Suppose you have a nice inductive definition and you want to define it as a data type in Haskell. However, your inductive definition is (as many inductive definitions are) of such a form that the generating rules require their 'premisses' to have a certain structure. For instance, suppose we have the following definition:
x is an even integer, then T x is a weapon,x is an odd integer, then S x is a weapon.If I want to define this (as a single) data type in Haskell, I would write something like
data Weapon =  T Int | S Int
Obviously, this will not work as you now can generate T 5 and S 4, for instance. Is there a natural way to pass on restrictions on the constructor arguments, so that I could write something similar to the above code which would give the correct definition? 
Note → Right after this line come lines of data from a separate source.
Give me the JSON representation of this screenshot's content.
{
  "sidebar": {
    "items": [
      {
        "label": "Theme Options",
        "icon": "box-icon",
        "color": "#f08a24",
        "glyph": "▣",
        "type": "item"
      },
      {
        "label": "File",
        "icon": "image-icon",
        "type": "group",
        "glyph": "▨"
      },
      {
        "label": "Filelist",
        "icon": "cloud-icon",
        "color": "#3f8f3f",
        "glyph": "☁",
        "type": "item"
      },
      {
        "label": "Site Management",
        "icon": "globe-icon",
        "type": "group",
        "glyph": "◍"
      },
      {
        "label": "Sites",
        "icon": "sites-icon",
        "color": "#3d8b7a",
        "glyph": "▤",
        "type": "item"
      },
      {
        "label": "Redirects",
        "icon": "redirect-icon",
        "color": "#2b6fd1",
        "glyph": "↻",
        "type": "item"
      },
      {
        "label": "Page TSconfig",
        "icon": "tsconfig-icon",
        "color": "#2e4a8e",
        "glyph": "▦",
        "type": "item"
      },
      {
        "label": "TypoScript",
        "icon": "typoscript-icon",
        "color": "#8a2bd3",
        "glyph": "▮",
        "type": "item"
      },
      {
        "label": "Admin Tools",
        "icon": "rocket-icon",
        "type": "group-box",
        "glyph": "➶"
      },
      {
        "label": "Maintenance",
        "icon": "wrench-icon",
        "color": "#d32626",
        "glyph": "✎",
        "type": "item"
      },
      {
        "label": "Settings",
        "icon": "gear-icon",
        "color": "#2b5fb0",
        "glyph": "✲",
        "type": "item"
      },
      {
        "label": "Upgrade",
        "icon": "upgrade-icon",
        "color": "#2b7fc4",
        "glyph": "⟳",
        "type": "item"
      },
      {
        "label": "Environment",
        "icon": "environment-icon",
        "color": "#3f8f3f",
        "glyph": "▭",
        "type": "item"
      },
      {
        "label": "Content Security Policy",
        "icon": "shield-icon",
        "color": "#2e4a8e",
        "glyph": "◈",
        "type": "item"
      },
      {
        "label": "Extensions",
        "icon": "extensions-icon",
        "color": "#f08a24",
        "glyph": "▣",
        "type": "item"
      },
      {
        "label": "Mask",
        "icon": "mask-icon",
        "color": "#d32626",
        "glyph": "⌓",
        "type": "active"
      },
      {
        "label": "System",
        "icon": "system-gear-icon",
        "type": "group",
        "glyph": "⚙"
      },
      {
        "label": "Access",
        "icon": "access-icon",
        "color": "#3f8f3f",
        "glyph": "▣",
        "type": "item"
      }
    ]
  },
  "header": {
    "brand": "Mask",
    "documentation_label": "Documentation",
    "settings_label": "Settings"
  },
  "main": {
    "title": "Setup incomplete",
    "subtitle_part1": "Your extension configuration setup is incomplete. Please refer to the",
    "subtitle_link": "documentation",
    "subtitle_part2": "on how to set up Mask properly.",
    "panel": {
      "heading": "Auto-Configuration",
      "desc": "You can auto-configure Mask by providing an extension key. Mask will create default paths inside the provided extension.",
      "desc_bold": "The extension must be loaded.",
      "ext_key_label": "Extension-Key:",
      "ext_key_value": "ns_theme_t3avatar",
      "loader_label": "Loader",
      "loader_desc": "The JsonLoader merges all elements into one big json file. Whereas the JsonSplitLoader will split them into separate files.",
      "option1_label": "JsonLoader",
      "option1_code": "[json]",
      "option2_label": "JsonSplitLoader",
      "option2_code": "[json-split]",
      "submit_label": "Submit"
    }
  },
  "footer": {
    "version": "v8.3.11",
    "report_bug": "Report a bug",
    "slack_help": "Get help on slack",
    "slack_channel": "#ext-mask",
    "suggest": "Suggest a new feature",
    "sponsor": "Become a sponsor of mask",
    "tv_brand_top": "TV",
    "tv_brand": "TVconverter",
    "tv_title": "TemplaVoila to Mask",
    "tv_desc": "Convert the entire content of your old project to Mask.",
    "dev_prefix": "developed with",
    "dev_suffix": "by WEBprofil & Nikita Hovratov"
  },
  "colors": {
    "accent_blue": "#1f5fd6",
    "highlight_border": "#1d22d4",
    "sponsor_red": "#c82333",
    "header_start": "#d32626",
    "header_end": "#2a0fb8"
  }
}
This is a bit un-Haskelly, but is more idiomatic in e.g. Agda: change the interpretation of your representation so that it is forced to be correct by construction.
In this case, notice that if n :: Int, then even (2 * n) and odd (2 * n + 1). If we handwave away the case of too large Ints, we can say there's a bijection between the even Ints and the Ints; and another one between the odd Ints and the Ints.
So using this, you can choose this representation:
data Weapon = T Int | S Int
and change its interpretation such that the value T n actually represents T (2 * n) and the value S n represents S (2 * n + 1). So no matter what n :: Int you choose, T n will be valid since you will regard it as the "T-of-2*n" value.